When Muse Developments and Aviva Investors lodged their detailed plans for Aberdeen’s Marischal Square
in May this year it seemed like the developers had won, despite widespread reservations from the public.
We are now told there will be a public enquiry. So does that mean there is a chance to answer public concerns?
At least one councillor has said that the plans are ‘a done deal’, which raises the question – why have an enquiry at all if nothing can change?
I have already expressed my disappointment that the Marischal Square plans.
While they may meet the development brief and would be an attractive development almost anywhere in the city centre – are they as ‘world-class’ we would hope for in such an auspicious location?
This, after all, is the area in front of arguably the most iconic sight in Aberdeen – the magnificent Marischal College. The flamboyant granite facade, completed in 1905, is a testament to the skills of Aberdeen’s stone masons and earned Marischal College its status as the second largest granite building in the world.
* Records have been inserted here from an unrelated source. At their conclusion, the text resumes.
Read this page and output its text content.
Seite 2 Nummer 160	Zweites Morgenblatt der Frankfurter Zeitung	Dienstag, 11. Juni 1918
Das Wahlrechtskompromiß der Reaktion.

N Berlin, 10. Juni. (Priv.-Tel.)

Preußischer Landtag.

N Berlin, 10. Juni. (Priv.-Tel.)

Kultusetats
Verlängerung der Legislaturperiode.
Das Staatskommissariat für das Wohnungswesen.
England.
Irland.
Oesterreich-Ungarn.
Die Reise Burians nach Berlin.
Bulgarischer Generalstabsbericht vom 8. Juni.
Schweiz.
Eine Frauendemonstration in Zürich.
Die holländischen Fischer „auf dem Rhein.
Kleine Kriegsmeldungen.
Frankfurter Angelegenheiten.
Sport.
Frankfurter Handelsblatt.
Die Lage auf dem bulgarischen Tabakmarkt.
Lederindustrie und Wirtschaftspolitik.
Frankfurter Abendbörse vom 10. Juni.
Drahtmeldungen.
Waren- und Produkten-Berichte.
In the late 1960s, when the St Nicholas House was built opposite Marischal College, the 14-storey tower was placed at right angles to Marischal College frontage and the substantial part of the new building opposite the frontage was restricted to three storeys.
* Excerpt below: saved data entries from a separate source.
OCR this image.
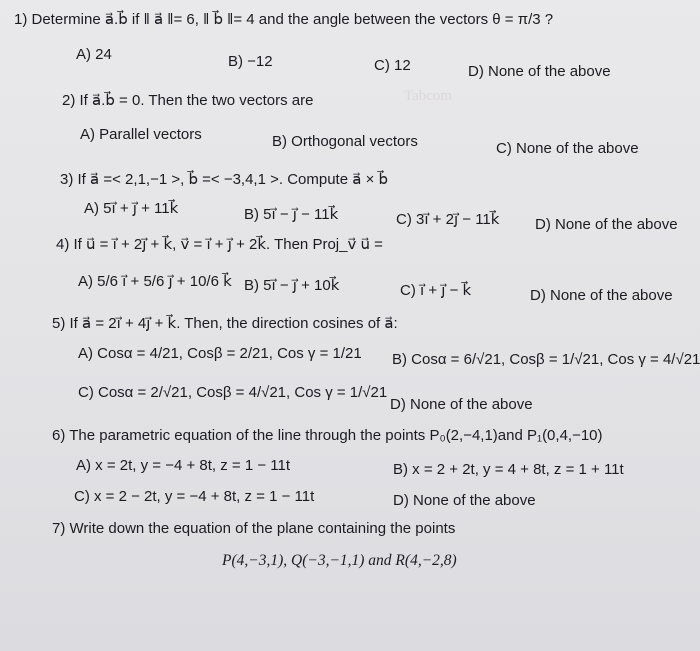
Tabcom
1) Determine a⃗.b⃗ if ‖ a⃗ ‖= 6, ‖ b⃗ ‖= 4 and the angle between the vectors θ = π/3 ?
A) 24	B) −12	C) 12	D) None of the above
2) If a⃗.b⃗ = 0. Then the two vectors are
A) Parallel vectors	B) Orthogonal vectors	C) None of the above
3) If a⃗ =< 2,1,−1 >, b⃗ =< −3,4,1 >. Compute a⃗ × b⃗
A) 5i⃗ + j⃗ + 11k⃗	B) 5i⃗ − j⃗ − 11k⃗	C) 3i⃗ + 2j⃗ − 11k⃗ D) None of the above
4) If u⃗ = i⃗ + 2j⃗ + k⃗, v⃗ = i⃗ + j⃗ + 2k⃗. Then Proj_v⃗ u⃗ =
A) 5/6 i⃗ + 5/6 j⃗ + 10/6 k⃗ B) 5i⃗ − j⃗ + 10k⃗	C) i⃗ + j⃗ − k⃗	D) None of the above
5) If a⃗ = 2i⃗ + 4j⃗ + k⃗. Then, the direction cosines of a⃗:
A) Cosα = 4/21, Cosβ = 2/21, Cos γ = 1/21 B) Cosα = 6/√21, Cosβ = 1/√21, Cos γ = 4/√21
C) Cosα = 2/√21, Cosβ = 4/√21, Cos γ = 1/√21
D) None of the above
6) The parametric equation of the line through the points P₀(2,−4,1)and P₁(0,4,−10)
A) x = 2t, y = −4 + 8t, z = 1 − 11t	B) x = 2 + 2t, y = 4 + 8t, z = 1 + 11t
C) x = 2 − 2t, y = −4 + 8t, z = 1 − 11t	D) None of the above
7) Write down the equation of the plane containing the points
P(4,−3,1), Q(−3,−1,1) and R(4,−2,8)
This ensured that the Marischal College was not too enclosed.
Now we realise that the Marischal Square plan is also likely to reduce the amount of light reaching the Marischal College frontage, particularly on winter afternoons and summer evenings.
The reason for my concern is that the Marischal Square plan, as currently proposed, will have buildings between five and six storeys, opposite the Marischal College frontage. That will be two to three-storeys taller than that the main Broad Street frontage on the old St Nicholas House.
Of course the floor heights of St Nicholas House and the new buildings may be different, but it seems certain that the Marischal Square buildings, as currently proposed, will be taller.
That surely means Marischal College will be more dominated by the new buildings and low winter afternoon and summer evening sun will be blocked earlier.
Is a darker, more-enclosed Marischal College really what we want?